Él entendió que el destino así habría de determinar su vida y vivió su vida abierto a la verdad, por el medio de la calle, pues nunca tuvo necesidad de buscar refugio en la sombra ya que estaba construido de claridades. Pecho duro, como coraza, es cierto, para soportar alguna que otra inconsecuencia de muy pocos, que no lo entendieron por estar cerrados a las verdades de lo que este hombre formidable era estando vivo, y es ahora que está muerto, no sólo en la literatura que se escribió a partir de la mitad del siglo XX en Venezuela, sino en la política. Cultor, excelente, del Cuento como género, varios son sus libros en los cuales hay sólido consenso entre los especialistas, se encierran muchas páginas, de las mejores, de nuestra cuentista, Igual en el Ensayo. De pensamiento hondo, producto de lectura disciplinada desde la escuela y el liceo, porque vendió dulces para comprar libros y armó primero bibliotecas qué closet para ropa o baúl para guardar juguetes, se fue haciendo estudioso con inteligencia, claro, pero inusitado esfuerzo. Eso sí, siempre a su lado, gente que le quiso, gente que le ayudó a hacerse lo que finalmente fue, un gran venezolano raizal, un ciudadano ejemplar.
¿Quién puede decir lo contrario? O acaso asegurar que Héctor Mujica no estuvo toda su permanencia en la tierra alineado entre los mejores hombres de la Venezuela de su tiempo, un escenario, en ese entonces, donde todo se armaban -la mayoría buscando la libertad- y una minoría, sobre todo la de uniforme, tratando de imponerse a punta de gritos y fusiles. Se hizo camarada porque creyó, con firmeza, en que el proletariado finalmente encontraría en el comunismo la redención y abrazó esa causa con pasión, con honradez, sin exigirle nada cambio a los que aquí y allá eran los líderes. Por el contrario, entregó todo, sin recibo, generoso, desprendido.
El PCV le debe al camarada Héctor no sólo su militancia que la suya honró a ese viejo partido sino la vida misma que le insufló en tiempos de persecución, de cárcel, de entrega hasta la sangre. Recordémoslo como combatiente –que de verdad lo fue- en su accionar, defendiendo la libertad frente a la dictadura o enfrentando por igual a los que, apoyados en la democracia, pretendieron imponerse por las malas.
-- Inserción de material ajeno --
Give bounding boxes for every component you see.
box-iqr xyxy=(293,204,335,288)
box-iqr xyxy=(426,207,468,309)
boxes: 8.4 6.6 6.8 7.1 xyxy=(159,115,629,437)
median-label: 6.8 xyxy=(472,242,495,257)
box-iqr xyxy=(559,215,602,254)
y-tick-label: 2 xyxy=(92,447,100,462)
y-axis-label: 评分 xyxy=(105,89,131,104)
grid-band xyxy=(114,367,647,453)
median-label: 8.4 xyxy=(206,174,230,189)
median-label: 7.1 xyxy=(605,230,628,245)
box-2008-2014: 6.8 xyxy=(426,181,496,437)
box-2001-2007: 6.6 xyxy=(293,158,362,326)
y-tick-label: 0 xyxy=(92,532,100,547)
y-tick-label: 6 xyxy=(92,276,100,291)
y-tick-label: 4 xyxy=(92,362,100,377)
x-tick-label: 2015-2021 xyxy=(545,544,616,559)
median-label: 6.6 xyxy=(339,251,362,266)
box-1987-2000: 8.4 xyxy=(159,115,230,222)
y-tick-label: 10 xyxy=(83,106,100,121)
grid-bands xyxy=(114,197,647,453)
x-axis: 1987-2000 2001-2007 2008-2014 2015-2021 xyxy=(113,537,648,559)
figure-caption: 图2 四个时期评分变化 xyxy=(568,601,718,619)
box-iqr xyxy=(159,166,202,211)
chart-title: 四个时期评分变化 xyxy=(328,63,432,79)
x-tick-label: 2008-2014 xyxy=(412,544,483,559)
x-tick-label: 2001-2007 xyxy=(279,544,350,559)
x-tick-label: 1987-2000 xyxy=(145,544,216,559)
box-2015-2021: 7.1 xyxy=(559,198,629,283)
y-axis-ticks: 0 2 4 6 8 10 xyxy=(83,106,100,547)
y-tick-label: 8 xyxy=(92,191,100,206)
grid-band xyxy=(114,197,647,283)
No creyó ni en mesías ni en demagogos. Para él los populistas resultaban a la postre, lo afirmaba, embusteros de feria. Respetuoso de lo plural, sin embargo era inflexible en sus planteamientos aunque, se reitera, daba la razón a quien tenía la razón. Por eso la discusión no existía ni siquiera como palabra, alrededor de su mesa, a la cual convidó siempre a tirios y a troyanos, sino conversación. Y la suya era agradable.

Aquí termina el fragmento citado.